Run with TorchRun (TorchElastic)

TorchRun <https://pytorch.org/docs/stable/elastic/run.html>__ (previously known as TorchElastic) provides helper functions to set up distributed environment variables from the PyTorch distributed communication package <https://pytorch.org/docs/stable/distributed.html#environment-variable-initialization>__ that need to be defined on each node. Once the script is set up like described in :ref:Training Script Setup <training_script_setup>, you can run the below command across your nodes to start multi-node training. Like a custom cluster, you have to ensure that there is network connectivity between the nodes with firewall rules that allow traffic flow on a specified MASTER_PORT. Finally, you'll need to decide which node you'd like to be the main node (MASTER_ADDR), and the ranks of each node (NODE_RANK).

For example:

MASTER_ADDR: 10.10.10.16
MASTER_PORT: 29500
NODE_RANK: 0 for the first node, 1 for the second node, etc.

Run the below command with the appropriate variables set on each node.

.. code-block:: bash

torchrun \
    --nproc_per_node=<GPUS_PER_NODE> \
    --nnodes=<NUM_NODES> \
    --node_rank <NODE_RANK> \
    --master_addr <MASTER_ADDR> \
    --master_port <MASTER_PORT> \
    train.py --arg1 --arg2

--nproc_per_node: Number of processes that will be launched per node (default 1). This number must match the number set in Trainer(devices=...) if specified in Trainer.
--nnodes: Number of nodes/machines (default 1). This number must match the number set in Trainer(num_nodes=...) if specified in Trainer.
--node_rank: The index of the node/machine.
--master_addr: The IP address of the main node with node rank 0.
--master_port: The port that will be used for communication between the nodes. Must be open in the firewall on each node to permit TCP traffic.

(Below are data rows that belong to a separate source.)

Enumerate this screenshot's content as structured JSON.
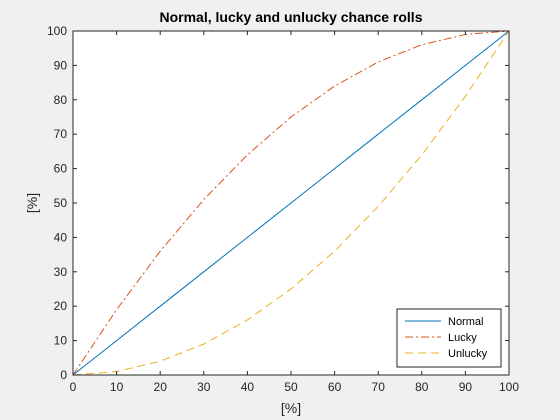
{
  "chart_data": {
    "type": "line",
    "title": "Normal, lucky and unlucky chance rolls",
    "xlabel": "[%]",
    "ylabel": "[%]",
    "xlim": [
      0,
      100
    ],
    "ylim": [
      0,
      100
    ],
    "xticks": [
      0,
      10,
      20,
      30,
      40,
      50,
      60,
      70,
      80,
      90,
      100
    ],
    "yticks": [
      0,
      10,
      20,
      30,
      40,
      50,
      60,
      70,
      80,
      90,
      100
    ],
    "grid": false,
    "legend_position": "bottom-right",
    "x": [
      0,
      10,
      20,
      30,
      40,
      50,
      60,
      70,
      80,
      90,
      100
    ],
    "series": [
      {
        "name": "Normal",
        "color": "#0072BD",
        "style": "solid",
        "values": [
          0,
          10,
          20,
          30,
          40,
          50,
          60,
          70,
          80,
          90,
          100
        ]
      },
      {
        "name": "Lucky",
        "color": "#D95319",
        "style": "dash-dot",
        "values": [
          0,
          19,
          36,
          51,
          64,
          75,
          84,
          91,
          96,
          99,
          100
        ]
      },
      {
        "name": "Unlucky",
        "color": "#EDB120",
        "style": "dashed",
        "values": [
          0,
          1,
          4,
          9,
          16,
          25,
          36,
          49,
          64,
          81,
          100
        ]
      }
    ]
  }
}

For more advanced configuration options in TorchRun such as elastic, fault-tolerant training, see the official documentation <https://pytorch.org/docs/stable/elastic/run.html>_.

Example running on 2 nodes with 8 GPUs each:

Assume the main node has the IP address 10.10.10.16. On node the first node, you would run this command:

.. code-block:: bash

torchrun \
    --nproc_per_node=8 --nnodes=2 --node_rank 0 \
    --master_addr 10.10.10.16 --master_port 50000 \
    train.py

On the second node, you would run this command:

.. code-block:: bash

torchrun \
    --nproc_per_node=8 --nnodes=2 --node_rank 1 \
    --master_addr 10.10.10.16 --master_port 50000 \
    train.py

Note that the only difference between the two commands is the node rank!